Molecular dynamics (MD) and Monte-Carlo (MC) simulations form the basis for investigating many relevant application scenarios in science and engineering. At the heart of these simulations lie physically meaningful and quantitative models of molecular interactions, requiring precise validation through state of the art ab initio calculations and experimental data. The extreme spatial and temporal resolution (individual
molecules, femtoseconds) of such simulations allow for very reliable predictions of material properties, even where experiments are impossible or dangerous.
However, this extreme resolution also implies substantial computational demands in order to investigate scenarios in a timely manner. The same holds true for nanofluidics: realistic insights, not obtainable experimentally, can be captured through simulation. Complex phenomena as for instance phase transitions (e.g. condensation) can be investigated on the molecular level, allowing new and more fundamental insights. However, as the dynamics of every molecule is evaluated explicitly, the number of simulated molecules needs to be considerable in order to capture the phenomena in question. Determining experimentally elusive properties of matter is attracting increasing attention from industry. Be it in process engineering, where the already highly optimized procedures can only be improved through better and more detailed data and understanding. The computational power required to generate the quantity and quality of data required is significant. Thus, only through the efficient use of cutting-edge hardware can these demands be met. However, many relevant scenarios are far from trivial to simulate at scale, e.g. coinciding fluid and gaseous phases in a highly dynamic environment as in condensation or evaporation.
However, the industrial development of new products and processes will experience a fundamental change in the coming years. Expensive and oftentimes dangerous experiments can be replaced with safe and increasingly efficient and affordable simulations. For this transition to take place, simulations need to be performed with accuracies comparable to highquality experiments. Besides the computational requirements, this calls for extremely accurate molecular models and, for complex scenarios, reliable new methodologies.
The challenges to simulate such scenarios efficiently are huge and will be addressed in SkaSim.
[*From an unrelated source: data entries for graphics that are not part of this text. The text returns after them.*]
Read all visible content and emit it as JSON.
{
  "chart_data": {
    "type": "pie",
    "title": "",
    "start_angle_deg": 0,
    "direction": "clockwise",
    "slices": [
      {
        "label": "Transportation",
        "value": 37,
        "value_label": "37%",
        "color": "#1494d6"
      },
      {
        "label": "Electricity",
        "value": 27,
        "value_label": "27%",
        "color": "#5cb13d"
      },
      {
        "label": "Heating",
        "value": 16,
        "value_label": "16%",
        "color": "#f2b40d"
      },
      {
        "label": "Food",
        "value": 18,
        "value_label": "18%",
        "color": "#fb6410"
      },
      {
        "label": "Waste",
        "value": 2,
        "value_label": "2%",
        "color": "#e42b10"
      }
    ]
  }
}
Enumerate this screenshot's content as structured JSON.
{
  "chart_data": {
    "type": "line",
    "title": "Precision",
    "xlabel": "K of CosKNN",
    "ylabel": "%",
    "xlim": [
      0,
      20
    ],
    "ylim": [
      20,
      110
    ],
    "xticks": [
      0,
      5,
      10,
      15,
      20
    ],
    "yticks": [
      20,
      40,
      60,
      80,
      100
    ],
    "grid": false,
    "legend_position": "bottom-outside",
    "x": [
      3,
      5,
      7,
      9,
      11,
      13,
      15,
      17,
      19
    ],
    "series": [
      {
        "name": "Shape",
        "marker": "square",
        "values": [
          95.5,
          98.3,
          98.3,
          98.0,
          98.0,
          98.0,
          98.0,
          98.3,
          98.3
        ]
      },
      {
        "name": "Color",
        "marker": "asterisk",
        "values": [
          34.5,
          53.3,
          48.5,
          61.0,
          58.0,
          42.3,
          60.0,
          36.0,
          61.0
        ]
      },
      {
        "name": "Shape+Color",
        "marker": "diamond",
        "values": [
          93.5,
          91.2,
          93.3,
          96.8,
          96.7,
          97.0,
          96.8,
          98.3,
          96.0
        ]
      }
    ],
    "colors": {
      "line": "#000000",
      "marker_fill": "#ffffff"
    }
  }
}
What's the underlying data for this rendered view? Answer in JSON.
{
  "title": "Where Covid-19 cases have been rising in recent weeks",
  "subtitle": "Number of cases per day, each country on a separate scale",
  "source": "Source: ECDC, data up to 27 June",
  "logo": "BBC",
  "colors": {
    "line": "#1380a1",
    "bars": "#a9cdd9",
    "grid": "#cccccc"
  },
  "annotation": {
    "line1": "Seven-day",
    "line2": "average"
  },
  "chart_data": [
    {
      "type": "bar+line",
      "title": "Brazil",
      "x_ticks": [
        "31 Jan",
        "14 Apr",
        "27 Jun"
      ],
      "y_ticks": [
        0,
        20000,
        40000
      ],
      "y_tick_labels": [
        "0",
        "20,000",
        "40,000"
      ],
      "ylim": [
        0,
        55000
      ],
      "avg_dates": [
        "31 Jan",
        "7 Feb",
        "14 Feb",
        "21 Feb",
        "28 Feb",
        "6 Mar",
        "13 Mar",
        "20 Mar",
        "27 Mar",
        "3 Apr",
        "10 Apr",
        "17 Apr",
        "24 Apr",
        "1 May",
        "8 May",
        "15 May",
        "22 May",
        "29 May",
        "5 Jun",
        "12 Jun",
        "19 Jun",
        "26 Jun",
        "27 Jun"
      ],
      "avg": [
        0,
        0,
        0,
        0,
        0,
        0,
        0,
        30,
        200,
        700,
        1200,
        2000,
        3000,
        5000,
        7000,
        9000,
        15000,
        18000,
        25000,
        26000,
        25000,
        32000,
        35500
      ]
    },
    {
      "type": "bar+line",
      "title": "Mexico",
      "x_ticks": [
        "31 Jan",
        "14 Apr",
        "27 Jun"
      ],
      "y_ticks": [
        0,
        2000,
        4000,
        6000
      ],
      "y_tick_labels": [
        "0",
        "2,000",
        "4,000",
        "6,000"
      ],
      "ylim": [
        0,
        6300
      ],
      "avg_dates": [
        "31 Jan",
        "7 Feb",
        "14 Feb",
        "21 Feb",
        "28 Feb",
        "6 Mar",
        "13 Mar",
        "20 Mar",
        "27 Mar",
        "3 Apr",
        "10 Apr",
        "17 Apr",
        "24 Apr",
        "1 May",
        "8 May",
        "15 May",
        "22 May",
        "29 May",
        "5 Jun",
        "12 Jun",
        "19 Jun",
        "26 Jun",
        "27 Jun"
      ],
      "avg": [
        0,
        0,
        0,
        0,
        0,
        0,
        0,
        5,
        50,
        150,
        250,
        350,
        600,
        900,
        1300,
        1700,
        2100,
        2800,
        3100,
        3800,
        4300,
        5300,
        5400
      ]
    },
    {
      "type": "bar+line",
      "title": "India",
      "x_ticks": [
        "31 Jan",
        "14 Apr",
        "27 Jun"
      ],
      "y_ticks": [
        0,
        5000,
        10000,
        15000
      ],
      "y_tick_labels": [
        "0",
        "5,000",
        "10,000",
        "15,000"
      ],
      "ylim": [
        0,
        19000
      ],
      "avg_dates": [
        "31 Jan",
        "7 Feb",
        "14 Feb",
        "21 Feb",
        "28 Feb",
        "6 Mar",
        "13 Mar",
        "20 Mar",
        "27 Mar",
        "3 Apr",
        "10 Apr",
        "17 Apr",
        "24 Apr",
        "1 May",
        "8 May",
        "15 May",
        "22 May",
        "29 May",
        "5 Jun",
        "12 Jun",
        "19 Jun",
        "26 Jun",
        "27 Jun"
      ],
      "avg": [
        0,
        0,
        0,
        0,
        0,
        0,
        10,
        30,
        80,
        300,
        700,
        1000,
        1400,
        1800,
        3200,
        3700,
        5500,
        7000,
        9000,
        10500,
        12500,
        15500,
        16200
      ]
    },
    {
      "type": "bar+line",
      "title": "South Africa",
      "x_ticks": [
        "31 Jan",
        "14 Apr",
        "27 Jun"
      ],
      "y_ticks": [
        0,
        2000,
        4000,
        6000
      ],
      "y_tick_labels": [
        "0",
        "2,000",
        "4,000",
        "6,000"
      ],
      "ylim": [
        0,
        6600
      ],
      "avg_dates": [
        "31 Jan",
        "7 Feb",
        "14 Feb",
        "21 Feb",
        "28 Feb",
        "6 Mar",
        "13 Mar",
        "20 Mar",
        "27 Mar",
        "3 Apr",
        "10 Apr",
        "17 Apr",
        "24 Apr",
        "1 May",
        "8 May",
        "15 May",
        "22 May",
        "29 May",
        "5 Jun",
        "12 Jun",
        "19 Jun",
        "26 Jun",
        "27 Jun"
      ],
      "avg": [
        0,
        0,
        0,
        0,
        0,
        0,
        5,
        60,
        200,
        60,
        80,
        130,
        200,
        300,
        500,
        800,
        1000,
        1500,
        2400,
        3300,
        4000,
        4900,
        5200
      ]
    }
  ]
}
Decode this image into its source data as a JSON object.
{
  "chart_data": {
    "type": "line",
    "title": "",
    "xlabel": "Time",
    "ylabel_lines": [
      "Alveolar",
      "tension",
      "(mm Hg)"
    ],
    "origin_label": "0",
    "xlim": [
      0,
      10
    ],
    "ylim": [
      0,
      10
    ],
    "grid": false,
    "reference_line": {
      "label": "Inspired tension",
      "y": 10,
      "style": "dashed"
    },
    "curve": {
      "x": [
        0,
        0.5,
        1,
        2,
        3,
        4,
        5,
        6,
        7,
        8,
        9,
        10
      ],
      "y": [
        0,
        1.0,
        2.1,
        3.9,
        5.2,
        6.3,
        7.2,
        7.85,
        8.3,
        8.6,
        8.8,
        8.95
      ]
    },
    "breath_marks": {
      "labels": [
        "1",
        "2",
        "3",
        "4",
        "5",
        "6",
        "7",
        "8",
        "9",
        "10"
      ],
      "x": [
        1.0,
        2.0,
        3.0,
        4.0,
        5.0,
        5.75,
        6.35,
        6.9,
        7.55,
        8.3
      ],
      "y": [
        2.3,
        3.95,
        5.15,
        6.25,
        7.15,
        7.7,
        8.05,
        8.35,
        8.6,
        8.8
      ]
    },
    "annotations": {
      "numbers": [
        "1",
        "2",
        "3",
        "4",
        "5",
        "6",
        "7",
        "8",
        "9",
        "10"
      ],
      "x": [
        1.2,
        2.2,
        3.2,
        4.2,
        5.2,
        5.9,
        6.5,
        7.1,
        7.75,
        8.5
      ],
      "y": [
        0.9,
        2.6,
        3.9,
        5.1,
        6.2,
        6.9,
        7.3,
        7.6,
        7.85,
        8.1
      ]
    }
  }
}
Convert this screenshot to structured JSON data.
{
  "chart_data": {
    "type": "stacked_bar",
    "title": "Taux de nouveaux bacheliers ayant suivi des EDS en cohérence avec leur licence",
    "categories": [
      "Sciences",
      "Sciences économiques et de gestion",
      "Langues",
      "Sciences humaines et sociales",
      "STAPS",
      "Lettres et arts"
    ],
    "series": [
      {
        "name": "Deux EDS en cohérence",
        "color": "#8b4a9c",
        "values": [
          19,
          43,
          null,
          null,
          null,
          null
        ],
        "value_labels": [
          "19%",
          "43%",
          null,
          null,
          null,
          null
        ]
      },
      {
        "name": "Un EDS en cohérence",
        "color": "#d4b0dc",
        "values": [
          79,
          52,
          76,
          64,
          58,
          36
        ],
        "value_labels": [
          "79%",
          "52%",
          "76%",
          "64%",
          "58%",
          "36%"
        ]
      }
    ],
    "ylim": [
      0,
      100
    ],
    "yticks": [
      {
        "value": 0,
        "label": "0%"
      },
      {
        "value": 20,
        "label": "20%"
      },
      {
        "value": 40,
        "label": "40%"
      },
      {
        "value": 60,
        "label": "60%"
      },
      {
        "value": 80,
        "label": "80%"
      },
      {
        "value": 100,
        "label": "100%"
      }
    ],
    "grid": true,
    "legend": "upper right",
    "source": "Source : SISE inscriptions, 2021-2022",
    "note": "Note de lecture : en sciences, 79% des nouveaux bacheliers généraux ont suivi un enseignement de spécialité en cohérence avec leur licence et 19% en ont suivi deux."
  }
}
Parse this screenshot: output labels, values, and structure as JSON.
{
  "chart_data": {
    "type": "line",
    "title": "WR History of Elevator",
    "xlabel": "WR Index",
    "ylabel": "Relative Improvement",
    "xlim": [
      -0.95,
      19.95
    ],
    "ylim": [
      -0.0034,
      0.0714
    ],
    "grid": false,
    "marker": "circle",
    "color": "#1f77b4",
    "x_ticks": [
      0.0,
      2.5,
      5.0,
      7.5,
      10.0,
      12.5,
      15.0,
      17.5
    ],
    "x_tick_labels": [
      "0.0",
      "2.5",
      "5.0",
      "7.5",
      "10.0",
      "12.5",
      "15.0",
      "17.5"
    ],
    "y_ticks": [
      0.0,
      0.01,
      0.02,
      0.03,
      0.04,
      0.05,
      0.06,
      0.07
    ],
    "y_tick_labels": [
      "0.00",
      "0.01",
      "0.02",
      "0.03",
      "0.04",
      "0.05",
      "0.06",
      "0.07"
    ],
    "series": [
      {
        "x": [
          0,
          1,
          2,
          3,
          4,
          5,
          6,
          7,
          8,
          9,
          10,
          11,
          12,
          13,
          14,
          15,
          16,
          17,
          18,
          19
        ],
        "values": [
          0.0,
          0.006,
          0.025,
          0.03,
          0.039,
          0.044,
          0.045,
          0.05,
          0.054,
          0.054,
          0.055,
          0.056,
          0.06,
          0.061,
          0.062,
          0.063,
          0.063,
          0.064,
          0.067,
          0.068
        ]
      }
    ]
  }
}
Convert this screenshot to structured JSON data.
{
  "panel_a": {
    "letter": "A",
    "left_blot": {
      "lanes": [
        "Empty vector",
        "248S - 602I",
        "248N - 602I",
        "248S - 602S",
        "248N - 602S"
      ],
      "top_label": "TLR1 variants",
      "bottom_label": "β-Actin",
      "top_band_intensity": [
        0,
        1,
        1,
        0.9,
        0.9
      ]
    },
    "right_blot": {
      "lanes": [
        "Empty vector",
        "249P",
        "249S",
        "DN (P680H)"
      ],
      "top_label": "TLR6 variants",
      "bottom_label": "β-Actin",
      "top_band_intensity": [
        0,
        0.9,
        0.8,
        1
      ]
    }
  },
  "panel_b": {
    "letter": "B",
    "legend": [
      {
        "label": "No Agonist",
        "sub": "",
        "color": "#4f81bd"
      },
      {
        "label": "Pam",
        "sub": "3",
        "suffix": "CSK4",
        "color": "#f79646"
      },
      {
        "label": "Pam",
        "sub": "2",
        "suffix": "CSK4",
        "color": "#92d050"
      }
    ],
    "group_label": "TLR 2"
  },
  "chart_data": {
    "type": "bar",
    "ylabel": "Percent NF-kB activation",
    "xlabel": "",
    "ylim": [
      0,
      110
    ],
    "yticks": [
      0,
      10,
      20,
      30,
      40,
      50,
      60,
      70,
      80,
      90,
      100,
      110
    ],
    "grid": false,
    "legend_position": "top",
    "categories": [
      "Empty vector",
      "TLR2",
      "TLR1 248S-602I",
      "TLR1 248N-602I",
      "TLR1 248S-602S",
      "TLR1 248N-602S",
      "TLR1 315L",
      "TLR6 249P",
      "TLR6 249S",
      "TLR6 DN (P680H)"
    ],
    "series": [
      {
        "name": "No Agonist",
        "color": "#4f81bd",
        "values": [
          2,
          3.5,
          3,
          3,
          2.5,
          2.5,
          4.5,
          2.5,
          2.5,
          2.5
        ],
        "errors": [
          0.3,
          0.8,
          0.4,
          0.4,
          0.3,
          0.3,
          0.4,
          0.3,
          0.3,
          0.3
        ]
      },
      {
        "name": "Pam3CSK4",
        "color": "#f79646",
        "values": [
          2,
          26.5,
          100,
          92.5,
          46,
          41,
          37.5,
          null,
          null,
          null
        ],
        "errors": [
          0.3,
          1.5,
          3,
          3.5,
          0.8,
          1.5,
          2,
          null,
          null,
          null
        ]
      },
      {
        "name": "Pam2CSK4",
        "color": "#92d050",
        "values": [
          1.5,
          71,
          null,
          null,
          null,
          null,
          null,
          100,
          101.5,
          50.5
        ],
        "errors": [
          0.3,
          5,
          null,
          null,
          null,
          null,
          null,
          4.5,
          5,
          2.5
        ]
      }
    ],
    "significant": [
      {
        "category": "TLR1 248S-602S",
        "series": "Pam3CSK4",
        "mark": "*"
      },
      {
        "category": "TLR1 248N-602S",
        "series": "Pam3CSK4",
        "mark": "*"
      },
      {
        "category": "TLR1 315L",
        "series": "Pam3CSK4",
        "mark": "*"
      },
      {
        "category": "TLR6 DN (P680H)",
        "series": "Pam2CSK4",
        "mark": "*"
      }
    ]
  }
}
The interdisciplinary consortium is lead by the High Performance Computing Center Stuttgart (HLRS), and brings together a dozen partners from academia and industry. Molecular modelling and simulation is a key technology for the chemical industry of the future. Having started in July 2013, the BMBF project SkaSim will run for 36 months, carrying the molecular simulation technology forward, thus enabling new products, new processes and opening up new opportunities in science.